History
- Name: PS Barry (1907–1917); HMS Barryfield (1917–1918); PS Barry (1918–1926); PS Waverley (1926–1939); HMS Snaefell (1939–1941);
- Owner: Barry Railway Company (1907–1907); Bristol Channel Passenger Boats (1907–1911); P & A Campbell (1911–1941);
- Operator: Royal Navy (1917–1918); Royal Navy (1939–1941);
- Builder: John Brown & Company, Clydebank
- Launched: 4 May 1907
- Fate: Bombed and sunk, 5 July 1941

General characteristics
- Type: Paddle steamer
- Tonnage: 466

= HMS Snaefell =

Clyde-built paddle steamer (1907 - 1941)

HMS Snaefell was a paddle steamer, built at John Brown & Company's Clydebank shipyard for the Barry Railway Company and launched in 1907 as the PS Barry. Built to serve as a pleasure steamer carrying passengers on the Bristol Channel, she was quickly transferred to the ownership of Bristol Channel Passenger Boats which in 1911 became part of P & A Campbell.

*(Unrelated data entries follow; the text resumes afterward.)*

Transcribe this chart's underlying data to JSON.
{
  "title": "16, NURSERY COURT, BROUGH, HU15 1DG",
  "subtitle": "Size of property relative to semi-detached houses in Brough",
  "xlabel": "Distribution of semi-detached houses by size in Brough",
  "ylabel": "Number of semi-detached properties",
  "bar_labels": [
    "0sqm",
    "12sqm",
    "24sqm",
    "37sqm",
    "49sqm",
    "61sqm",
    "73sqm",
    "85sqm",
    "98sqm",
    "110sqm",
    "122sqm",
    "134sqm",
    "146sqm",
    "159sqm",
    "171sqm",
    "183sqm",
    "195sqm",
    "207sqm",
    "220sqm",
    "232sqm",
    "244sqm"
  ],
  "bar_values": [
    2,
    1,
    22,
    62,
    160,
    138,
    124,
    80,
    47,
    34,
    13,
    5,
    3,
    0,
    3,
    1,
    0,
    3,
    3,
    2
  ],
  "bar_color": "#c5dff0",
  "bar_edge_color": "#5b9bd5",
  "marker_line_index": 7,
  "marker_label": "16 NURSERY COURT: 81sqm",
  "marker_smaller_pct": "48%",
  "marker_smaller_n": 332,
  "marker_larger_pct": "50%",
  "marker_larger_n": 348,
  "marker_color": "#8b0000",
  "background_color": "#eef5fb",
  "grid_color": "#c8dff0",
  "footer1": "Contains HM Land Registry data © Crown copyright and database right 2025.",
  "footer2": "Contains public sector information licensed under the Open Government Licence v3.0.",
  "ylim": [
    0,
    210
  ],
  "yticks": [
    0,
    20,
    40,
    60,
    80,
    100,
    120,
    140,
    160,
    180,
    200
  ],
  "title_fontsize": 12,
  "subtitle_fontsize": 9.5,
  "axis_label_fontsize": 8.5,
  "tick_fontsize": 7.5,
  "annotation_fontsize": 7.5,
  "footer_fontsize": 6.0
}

She was requisitioned by the Royal Navy during World War I and renamed HMS Barryfield serving during the Gallipoli Campaign where she was the last British ship to leave Suvla Bay evacuating British soldiers. After the war she returned to passenger service in November 1919 under the name Barry, was refitted in 1920 and renamed PS Waverley in 1925.

Requisitioned by the Royal Navy at the outbreak of World War II she was renamed again in 1939, this time to HMS Snaefell to avoid confusion with another paddle steamer Waverley which had already been requisitioned from London and North Eastern Railway, and assigned to the 8th Minesweeping Flotilla. She was one of the flotilla of ships at the Dunkirk evacuation making two trips across the channel, credited with rescuing 981 soldiers and freeing another ship which had run aground, the Glen Gower. Sunk by a German Luftwaffe bomber on 5 July 1941 with three fatalities but her other nine crew rescued, her wreck was located off the coast of Sunderland in 2010.